The Hawaii Constitution consolidates executive authority under the governor by putting only that position and that of the lieutenant governor on the ballot.

"I don’t believe that having this as an elected position improves the quality of legal advice. In fact, I’m concerned about politicization," Attorney General David Louie told the committee. "Rather than concentrating on what is the right answer, there would be an element of political calculation."

In other states, attorneys general worry about how their actions will be perceived by the voting public, he said. In Hawaii, the attorney general can focus on the law.

Hawaii is one of five states where governors appoint their attorneys general, according to The Council of State Governments.

Forty-three other states elect the position. One state’s legislature appoints the attorney general, and another state’s supreme court makes the appointment.

Committee Chairman Gil Keith-Agaran said he tabled the bill because it didn’t draw much public interest.
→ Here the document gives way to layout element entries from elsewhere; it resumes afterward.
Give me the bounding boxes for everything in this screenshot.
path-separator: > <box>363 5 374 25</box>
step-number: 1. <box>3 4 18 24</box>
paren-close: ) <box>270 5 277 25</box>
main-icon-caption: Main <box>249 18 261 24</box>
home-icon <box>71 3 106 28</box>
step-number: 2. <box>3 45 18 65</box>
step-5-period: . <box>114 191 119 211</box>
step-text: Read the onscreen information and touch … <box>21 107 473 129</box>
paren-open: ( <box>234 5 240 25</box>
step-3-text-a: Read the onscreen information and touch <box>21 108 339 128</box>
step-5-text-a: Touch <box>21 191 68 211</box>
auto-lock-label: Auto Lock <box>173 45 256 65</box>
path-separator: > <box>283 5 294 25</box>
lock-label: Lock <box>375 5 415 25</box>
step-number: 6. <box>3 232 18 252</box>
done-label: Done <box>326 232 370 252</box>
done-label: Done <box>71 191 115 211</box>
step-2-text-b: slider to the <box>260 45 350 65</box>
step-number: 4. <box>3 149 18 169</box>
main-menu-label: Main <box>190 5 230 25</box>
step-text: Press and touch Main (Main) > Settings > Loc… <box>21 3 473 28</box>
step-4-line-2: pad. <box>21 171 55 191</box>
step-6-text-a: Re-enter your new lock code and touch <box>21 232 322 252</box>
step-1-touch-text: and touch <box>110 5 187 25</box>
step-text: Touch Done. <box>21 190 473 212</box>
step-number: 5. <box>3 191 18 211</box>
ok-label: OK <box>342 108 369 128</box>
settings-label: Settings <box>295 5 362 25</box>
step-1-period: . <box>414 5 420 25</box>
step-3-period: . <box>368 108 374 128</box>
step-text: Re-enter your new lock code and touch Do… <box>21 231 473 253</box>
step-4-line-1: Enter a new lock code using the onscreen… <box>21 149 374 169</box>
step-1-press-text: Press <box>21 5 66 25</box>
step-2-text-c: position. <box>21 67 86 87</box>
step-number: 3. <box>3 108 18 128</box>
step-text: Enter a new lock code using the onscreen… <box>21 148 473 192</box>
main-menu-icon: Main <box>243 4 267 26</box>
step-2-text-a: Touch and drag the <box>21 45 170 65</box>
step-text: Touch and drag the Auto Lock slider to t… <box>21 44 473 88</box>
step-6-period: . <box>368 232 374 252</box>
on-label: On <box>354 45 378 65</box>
"The issue of whether you have an elected or appointed attorney general cuts a lot of ways," said Keith-Agaran, D-Kahului-Paia. "In some ways, he could be viewed as being beholden to the governor."

Rep. Barbara Marumoto, R-Kalani Valley-Diamond Head, also questioned whether an elected attorney general would be more objective than an appointed one.

"You bring up politicization," she told Louie. "The governor could be a political animal as well."

Louie is one of three of Democratic Gov. Neil Abercrombie’s appointees who have not yet been confirmed by the Senate. His confirmation hearings are planned for next month.